My husband let the batteries die in all the security cameras because he didn’t like seeing his bald spot at a better angle.
I am fairly well educated, but not ‘knows every nuance of the English language’ educated.
I also have no idea what ‘nuance’ means.
I love how you guys shit on Lohan, Hilton and Kardashian. If one of those bitches said a word to you fools, your balls would explode.
There’s a washer, a dryer but not a folder.
[Bank robbery]
*Other robbers jump into getaway van* “DRIVE! DRIVE! DRIVE!”
“Okie dokie.” * Starts to adjust mirrors*
If I were a Scooby Doo villain, I’d take the whole thing to court. How hard can it be to overturn the testimony of 4 kids who talk to a dog?
Put on sunglasses. Now run past a crowd of people with your index finger on your ear screaming “SNIPER HAS BEEN SPOTTED SIR”
In a library, I find it’s best to slap a book closed and whip off my glasses after coming across some unexpectedly harrowing information.
[Pokémon Pitch]
Writer: pet training with wild animals
Exec: thats already a thing
Writer: kids are the trainers
Exec: seems irresponsible
Writer: they keep them in magic balls until it’s time to fight for scout badges or something
Exec: why
Writer: unclear
Exec: tight
[last night]
*does dozens of squats to impress a cute guy at the gym*[this morning]

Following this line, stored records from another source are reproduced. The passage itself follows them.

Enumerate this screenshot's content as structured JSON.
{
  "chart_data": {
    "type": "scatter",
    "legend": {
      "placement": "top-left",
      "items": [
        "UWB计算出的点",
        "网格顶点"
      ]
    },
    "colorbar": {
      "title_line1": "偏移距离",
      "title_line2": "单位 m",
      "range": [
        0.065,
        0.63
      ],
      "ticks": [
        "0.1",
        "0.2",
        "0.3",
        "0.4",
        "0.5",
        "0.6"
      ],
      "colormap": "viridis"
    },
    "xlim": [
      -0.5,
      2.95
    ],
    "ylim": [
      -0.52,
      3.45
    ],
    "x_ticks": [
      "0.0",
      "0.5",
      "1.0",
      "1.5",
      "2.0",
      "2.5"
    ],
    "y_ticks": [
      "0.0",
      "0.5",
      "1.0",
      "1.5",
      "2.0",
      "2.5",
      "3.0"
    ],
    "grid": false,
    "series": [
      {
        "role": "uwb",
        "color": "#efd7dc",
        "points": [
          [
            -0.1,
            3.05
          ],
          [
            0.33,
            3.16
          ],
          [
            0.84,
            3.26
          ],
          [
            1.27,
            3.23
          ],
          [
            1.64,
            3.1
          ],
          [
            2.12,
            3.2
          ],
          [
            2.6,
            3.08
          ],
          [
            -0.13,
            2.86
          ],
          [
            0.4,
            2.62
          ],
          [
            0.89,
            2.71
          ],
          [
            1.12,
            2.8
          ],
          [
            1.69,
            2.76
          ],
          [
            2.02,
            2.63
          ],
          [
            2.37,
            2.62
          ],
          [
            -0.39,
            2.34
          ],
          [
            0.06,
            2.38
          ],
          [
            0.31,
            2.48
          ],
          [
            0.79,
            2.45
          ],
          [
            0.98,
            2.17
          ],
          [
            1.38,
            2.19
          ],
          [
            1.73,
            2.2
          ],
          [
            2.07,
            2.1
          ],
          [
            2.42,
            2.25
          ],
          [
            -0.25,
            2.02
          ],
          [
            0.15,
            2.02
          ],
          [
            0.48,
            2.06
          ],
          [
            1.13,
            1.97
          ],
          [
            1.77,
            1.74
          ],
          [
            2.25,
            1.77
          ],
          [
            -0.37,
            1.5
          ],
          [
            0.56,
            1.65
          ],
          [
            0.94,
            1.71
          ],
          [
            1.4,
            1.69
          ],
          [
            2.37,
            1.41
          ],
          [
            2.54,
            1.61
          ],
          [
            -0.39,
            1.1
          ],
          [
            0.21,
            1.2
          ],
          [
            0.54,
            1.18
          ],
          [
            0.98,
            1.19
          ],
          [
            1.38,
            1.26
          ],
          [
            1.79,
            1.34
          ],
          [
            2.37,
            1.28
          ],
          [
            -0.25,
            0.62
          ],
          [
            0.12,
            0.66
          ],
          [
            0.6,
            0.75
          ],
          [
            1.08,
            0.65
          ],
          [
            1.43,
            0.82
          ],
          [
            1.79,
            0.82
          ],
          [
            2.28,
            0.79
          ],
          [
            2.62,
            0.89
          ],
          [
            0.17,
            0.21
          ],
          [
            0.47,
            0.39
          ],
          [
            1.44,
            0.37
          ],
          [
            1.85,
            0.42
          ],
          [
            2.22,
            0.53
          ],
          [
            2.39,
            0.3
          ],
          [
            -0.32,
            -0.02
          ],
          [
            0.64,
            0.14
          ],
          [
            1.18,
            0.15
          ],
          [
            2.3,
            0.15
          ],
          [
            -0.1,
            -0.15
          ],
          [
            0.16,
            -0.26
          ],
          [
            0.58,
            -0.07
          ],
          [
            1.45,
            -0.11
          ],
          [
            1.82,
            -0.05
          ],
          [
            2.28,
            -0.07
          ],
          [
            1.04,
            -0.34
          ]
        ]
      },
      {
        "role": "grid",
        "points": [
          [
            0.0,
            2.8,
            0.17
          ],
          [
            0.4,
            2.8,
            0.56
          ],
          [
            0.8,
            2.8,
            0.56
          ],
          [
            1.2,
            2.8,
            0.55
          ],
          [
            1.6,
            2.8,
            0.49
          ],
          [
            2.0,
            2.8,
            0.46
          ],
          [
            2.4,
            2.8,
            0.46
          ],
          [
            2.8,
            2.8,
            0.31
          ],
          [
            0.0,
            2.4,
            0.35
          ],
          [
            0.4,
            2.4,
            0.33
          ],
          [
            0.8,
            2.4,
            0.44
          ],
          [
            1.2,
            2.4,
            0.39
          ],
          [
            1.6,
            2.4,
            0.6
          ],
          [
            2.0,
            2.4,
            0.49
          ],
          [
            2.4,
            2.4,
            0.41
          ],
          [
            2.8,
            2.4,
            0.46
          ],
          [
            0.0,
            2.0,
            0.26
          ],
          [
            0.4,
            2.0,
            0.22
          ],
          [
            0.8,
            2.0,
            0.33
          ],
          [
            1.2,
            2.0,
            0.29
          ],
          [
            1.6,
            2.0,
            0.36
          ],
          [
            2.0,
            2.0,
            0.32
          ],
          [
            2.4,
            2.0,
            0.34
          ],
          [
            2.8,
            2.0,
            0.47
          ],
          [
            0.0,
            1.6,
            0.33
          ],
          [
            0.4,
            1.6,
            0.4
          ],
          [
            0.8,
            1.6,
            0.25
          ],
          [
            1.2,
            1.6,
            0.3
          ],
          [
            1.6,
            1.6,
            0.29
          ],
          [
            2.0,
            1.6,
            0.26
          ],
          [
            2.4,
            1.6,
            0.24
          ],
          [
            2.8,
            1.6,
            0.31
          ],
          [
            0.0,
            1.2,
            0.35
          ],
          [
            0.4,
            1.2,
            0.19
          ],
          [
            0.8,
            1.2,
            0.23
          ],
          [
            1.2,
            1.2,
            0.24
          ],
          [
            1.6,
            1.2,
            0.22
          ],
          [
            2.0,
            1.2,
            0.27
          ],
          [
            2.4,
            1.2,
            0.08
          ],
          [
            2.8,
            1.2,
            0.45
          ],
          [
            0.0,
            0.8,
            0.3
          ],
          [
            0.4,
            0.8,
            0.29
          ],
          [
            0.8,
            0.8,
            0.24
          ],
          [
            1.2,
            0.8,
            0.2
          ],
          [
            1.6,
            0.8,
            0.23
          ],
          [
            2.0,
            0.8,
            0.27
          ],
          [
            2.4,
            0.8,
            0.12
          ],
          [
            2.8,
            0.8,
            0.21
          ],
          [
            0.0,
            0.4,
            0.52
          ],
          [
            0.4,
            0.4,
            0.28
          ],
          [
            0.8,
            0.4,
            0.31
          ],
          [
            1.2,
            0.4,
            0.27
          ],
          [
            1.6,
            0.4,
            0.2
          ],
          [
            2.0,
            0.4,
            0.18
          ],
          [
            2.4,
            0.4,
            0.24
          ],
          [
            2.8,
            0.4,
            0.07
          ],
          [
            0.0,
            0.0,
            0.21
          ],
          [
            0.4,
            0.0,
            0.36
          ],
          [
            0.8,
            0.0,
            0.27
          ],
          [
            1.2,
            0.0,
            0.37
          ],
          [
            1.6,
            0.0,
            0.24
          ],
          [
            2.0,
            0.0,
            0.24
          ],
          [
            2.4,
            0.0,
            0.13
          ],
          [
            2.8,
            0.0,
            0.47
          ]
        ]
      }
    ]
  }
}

*takes half an hour to get down a flight of stairs*
This is now a ‘I have washed my hands’ emoji 🙌
Tween and me: *arguing*
Husband: God, you two are just like each other.
Tween and me: WHAT’D YOU SAY?
Husband: *jumps out window*
Ever notice that women say “scare you to death” while men say “scare the pants off you”?
Well played men, well played…
COP: pull over
ME: lol no it’s a cardigan
“All I want is one nice photo”
My kids:
Enter password:
“ScoobyDoo”
sorry password must contain a special character
ScoobydooFeaturingBatman
You don’t scare me. I used to work retail.